For small businesses that rely on tipped employees, access to a tax deduction of up to $25,000 can be more than just a financial advantage. It can also meaningfully improve both retention and morale. By passing this benefit along, employers have a clear way to increase take-home earnings without raising base wages, helping staff feel more valued in industries where income can fluctuate.

At the same time, this deduction can ease payroll pressure and free up resources for other investments, creating a rare outcome where both the business and its employees come out ahead.

What employees need to do

As these rules take hold, employees should pay closer attention to how their work is classified. The first step is confirming that their occupation matches one of the IRS’s listed codes, not just in name, but in how the job is actually performed.

It’s also important to review how tips are reported. Employees should make sure tip income on their W-2 or 1099 aligns with their own records, and that amounts labeled as tips aren’t actually service charges. Even small inconsistencies could affect eligibility.

Finally, keep an eye on income limits and documentation. The deduction may phase out at higher income levels, and having clear records of tip income and job classification will matter if questions come up later.

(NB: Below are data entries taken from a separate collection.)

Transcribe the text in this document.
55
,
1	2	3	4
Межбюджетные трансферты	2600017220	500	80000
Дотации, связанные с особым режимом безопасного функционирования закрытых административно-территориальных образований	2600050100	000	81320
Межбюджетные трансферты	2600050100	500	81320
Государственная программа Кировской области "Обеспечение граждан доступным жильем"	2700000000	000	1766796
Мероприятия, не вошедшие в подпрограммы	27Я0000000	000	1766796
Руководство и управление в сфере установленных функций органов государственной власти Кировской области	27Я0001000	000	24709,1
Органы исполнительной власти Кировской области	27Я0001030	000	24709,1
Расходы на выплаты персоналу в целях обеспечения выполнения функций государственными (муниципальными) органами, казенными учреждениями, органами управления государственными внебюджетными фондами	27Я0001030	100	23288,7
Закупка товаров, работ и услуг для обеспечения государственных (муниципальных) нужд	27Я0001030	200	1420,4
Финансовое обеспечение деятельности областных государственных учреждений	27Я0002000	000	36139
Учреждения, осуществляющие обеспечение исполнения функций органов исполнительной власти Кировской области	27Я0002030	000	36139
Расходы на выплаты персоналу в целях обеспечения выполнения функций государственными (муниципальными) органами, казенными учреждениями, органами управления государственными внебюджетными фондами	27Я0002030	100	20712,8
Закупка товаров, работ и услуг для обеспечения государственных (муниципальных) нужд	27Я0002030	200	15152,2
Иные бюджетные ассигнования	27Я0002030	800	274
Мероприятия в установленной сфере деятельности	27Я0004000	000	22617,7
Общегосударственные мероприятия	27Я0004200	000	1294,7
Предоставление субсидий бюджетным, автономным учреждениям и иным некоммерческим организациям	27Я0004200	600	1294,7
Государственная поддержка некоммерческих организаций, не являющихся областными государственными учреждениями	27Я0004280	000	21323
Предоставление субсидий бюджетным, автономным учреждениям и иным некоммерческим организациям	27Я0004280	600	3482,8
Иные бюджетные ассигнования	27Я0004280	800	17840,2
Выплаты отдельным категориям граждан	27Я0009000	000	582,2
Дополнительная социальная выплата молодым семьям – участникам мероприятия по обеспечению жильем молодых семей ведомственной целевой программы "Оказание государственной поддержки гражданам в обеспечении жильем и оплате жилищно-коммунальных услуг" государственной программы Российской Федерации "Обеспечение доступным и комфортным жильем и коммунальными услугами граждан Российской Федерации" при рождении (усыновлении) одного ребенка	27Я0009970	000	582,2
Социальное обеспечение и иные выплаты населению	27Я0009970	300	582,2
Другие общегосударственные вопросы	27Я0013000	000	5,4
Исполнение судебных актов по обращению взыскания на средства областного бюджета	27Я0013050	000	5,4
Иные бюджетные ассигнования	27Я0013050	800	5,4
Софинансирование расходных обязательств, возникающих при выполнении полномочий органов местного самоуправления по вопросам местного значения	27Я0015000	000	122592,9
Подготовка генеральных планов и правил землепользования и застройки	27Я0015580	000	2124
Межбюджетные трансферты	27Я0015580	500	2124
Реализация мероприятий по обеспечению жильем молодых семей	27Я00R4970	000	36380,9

What CPA firms should watch out for

CPA firms will need to take a more active role in both classification and reporting as these rules move into full effect. For individual clients, that starts with confirming the correct occupational code and making sure tip income is fully and properly reported. Firms should also help clients distinguish between tips and service charges and reconcile amounts reported on tax forms.

For business clients, the focus shifts to compliance and systems. Employers should be guided on assigning the correct occupational codes, updating payroll processes, and accurately reporting tip income on W-2s and 1099s. Clear processes on the front end can prevent confusion later.

CPA firms can also help review tip-sharing arrangements and service charge policies to ensure they align with IRS definitions. Getting these details right up front will reduce errors, avoid potential disputes, and make year-end reporting much smoother for everyone involved.

Preparing for No Tax on Tips in 2026

What started as a simple idea has now turned into a set of very specific rules for the No Tax on Tips deduction. For 2026, the difference between a smooth filing and a missed opportunity will come down to classification, reporting, and attention to detail. Those who get it right early won’t just stay compliant. They’ll keep more of what they earn.